28 499
Evaluatie Regeling legionellapreventie en Waterleidingsbesluit

nr. 2
BRIEF VAN DE STAATSSECRETARIS VAN VOLKSHUISVESTING, RUIMTELIJKE ORDENING EN MILIEUBEHEER

Aan de Voorzitter van de Tweede Kamer der Staten-Generaal

Den Haag, 29 maart 2005

Na de legionella-epidemie in 1999 tijdens de Wesfriese Flora te Bovenkarspel is er veel gebeurd op het gebied van wetgeving en toezicht inzake legionellapreventie. Met de recente publicatie van de wijziging van het Waterleidingbesluit (Stb. 2004, 576) waarmee de «Tijdelijke regeling legionellapreventie in leidingwater» een definitief vervolg heeft gekregen, is voor de eerstkomende tijd de ontwikkeling van wetgeving op het gebied van legionellapreventie afgerond.

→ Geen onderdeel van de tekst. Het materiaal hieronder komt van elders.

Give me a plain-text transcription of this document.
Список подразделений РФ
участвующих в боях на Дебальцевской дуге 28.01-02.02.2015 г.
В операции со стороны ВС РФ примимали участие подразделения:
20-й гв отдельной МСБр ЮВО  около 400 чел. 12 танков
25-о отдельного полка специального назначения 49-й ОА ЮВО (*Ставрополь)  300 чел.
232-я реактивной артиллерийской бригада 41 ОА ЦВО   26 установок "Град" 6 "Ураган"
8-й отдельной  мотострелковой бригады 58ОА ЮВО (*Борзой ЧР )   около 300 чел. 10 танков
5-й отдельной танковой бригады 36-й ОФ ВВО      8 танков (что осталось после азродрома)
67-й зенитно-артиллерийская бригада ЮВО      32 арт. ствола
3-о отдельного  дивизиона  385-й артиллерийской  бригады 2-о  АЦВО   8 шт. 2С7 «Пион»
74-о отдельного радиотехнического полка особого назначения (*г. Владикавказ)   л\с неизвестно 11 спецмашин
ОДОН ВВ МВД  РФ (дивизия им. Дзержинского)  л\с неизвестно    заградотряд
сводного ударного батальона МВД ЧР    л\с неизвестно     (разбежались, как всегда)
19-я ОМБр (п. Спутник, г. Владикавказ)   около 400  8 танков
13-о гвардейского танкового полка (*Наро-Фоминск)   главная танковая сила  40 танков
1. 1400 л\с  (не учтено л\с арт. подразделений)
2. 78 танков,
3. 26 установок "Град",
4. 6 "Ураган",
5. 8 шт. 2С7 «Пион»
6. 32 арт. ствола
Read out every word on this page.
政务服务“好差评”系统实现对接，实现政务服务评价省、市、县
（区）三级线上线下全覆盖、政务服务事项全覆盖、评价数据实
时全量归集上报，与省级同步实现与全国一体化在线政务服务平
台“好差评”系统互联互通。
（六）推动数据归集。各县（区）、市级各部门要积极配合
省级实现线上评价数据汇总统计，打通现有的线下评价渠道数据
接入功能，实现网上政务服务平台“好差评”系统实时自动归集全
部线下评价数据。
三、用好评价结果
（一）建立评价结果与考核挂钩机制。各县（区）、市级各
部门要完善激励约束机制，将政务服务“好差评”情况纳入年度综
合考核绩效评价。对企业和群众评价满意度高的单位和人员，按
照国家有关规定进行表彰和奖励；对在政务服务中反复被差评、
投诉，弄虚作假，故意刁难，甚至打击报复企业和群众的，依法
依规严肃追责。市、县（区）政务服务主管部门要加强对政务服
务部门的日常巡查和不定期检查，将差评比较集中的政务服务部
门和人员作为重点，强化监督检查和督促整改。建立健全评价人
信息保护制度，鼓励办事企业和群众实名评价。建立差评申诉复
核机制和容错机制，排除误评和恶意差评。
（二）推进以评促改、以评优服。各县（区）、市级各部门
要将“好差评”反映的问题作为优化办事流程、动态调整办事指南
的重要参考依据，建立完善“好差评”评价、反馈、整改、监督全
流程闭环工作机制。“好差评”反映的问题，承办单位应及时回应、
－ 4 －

Dit lijkt dan ook een geschikt moment om u, mede namens de andere betrokken ministers (van VWS, SZW, V&W, LNV en EZ), een notitie te zenden1 over de toezichtstructuur op het gebied van legionellapreventie. Omdat een legionellabesmetting veroorzaakt kan worden door diverse bronnen die op uiteenlopende locaties aanwezig kunnen zijn, zijn er in het preventieve vlak verschillende wettelijke kaders te onderscheiden met de daarbij behorende toezichthouders.

In de notitie wordt uiteengezet in welke situatie welke regelgeving van toepassing is en wie toezicht houdt op de naleving daarvan. Ook is aangegeven hoe de verschillende toezichthoudende instanties hun activiteiten zo optimaal mogelijk op elkaar afstemmen.

Het legionellatoezicht op fonteinen in openbare ruimten is nog niet geregeld. De betrokken ministeries van SZW, VROM en VWS zullen nog nader overleggen onder welke wetgeving en toezichthouder dit toezicht moet plaatsvinden.

De Staatssecretaris van Volkshuisvesting, Ruimtelijke Ordening en Milieubeheer,

P. L. B. A. van Geel


XNoot
1

Ter inzage gelegd bij het Centraal Informatiepunt Tweede Kamer.